Now just in case you ever wanted to reverse the elements in their pairs and order in the list – we bring you revrel. (It is actually a building block for other functions to come).

(def revrel
  (fn [rel]
    (cond
      (null? rel) '()
      true (cons
             (build
               (second_ (first rel))
               (first_ (first rel)))
             (revrel (rest rel))))))

(println (revrel '((4 3)(4 2)(7 6)(6 2)(3 4))))
;//=>((3 4) (2 4) (6 7) (2 6) (4 3))
(println (revrel '((8 3)(4 2)(7 6)(6 2)(3 4))))
;//=>((3 8) (2 4) (6 7) (2 6) (4 3))
(println (revrel '((8 3)(4 2)(7 1)(6 0)(9 5))))
;//=>((3 8) (2 4) (1 7) (0 6) (5 9))

So applying what we’ve just learned – a full function is one in which both the values of the domain are unique, and the values of the range are unique.
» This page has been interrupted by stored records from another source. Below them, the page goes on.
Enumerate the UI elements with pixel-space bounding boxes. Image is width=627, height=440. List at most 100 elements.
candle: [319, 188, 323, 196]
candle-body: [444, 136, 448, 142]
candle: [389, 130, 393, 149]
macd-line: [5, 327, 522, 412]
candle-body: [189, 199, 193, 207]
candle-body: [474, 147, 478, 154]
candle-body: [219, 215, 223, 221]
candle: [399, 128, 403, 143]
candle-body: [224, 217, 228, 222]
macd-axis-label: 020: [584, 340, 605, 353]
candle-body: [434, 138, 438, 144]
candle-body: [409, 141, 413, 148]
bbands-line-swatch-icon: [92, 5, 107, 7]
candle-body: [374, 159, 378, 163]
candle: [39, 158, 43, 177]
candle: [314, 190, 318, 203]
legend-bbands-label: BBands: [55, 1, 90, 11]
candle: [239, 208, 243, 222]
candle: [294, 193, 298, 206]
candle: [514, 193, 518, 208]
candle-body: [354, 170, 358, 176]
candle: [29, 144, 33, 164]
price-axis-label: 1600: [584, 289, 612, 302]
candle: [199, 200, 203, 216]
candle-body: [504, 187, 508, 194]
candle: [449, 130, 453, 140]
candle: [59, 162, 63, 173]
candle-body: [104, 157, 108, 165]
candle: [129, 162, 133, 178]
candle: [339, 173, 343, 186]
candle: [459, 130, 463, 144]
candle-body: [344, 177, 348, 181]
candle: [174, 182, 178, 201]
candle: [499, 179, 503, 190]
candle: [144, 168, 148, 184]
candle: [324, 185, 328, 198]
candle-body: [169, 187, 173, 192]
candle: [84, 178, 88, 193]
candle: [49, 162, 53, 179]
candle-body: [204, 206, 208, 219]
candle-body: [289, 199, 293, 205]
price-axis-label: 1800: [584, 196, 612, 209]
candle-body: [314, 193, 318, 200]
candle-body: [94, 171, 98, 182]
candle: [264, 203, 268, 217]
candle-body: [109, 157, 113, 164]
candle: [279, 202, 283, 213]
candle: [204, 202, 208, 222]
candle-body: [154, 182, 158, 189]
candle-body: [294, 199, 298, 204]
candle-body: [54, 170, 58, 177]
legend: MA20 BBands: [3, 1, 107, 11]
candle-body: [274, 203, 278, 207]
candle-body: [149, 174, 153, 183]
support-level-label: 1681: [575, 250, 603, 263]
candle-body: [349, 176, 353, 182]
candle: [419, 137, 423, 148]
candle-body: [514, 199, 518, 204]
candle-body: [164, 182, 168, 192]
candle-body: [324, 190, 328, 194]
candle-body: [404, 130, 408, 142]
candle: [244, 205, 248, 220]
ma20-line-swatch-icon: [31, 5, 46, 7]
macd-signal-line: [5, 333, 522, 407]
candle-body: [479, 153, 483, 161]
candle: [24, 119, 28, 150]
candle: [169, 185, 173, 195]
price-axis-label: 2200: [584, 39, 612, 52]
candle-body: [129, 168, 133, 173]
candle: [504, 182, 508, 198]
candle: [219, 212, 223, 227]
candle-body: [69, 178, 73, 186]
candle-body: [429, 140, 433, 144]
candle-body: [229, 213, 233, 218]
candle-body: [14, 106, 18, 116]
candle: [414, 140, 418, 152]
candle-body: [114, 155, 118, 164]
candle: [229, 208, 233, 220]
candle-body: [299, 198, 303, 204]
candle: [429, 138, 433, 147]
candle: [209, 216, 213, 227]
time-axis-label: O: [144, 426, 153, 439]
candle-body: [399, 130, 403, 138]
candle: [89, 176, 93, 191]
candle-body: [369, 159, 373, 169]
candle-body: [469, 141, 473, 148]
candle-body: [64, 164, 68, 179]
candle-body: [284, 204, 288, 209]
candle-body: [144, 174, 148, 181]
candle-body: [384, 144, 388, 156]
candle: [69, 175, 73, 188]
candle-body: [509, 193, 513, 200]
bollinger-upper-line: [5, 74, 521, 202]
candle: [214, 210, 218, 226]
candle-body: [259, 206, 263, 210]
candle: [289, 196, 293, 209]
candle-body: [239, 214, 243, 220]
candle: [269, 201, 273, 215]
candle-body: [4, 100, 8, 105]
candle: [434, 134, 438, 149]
We can test this with fullfun?:

(def fullfun?
  (fn [fun]
    (set_? (seconds_ fun))))

(println (fullfun? '((4 3)(4 2)(7 6)(6 2)(3 4))))
;//=>false
(println (fullfun? '((8 3)(4 2)(7 6)(6 2)(3 4))))
;//=>false
(println (fullfun? '((8 3)(4 2)(7 1)(6 0)(9 5))))
;//=>true

A simpler way to express this idea is that the domain of the function is unique – even if the range values are swapped with the domain values – we call this one-to-one:

(def one-to-one?
  (fn [fun]
    (fun? (revrel fun))))

(println (one-to-one? '((4 3)(4 2)(7 6)(6 2)(3 4))))
;//=>false
(println (one-to-one? '((8 3)(4 2)(7 6)(6 2)(3 4))))
;//=>false
(println (one-to-one? '((8 3)(4 2)(7 1)(6 0)(9 5))))

You can see this running here.

Conclusion:
This chapter we’ve looked at sets, relations and functions (in the mathematical sense). We haven’t really added any new primitives this chapter (thank goodness!).

In total our primitives so far are: atom?, null?, first, rest, cond, fn, def, empty?,=, cons, add1,, sub1, one? and expt. These are all the functions (and those in the chapters to come) that we’ll need to implement to get our metacircular interpreter working.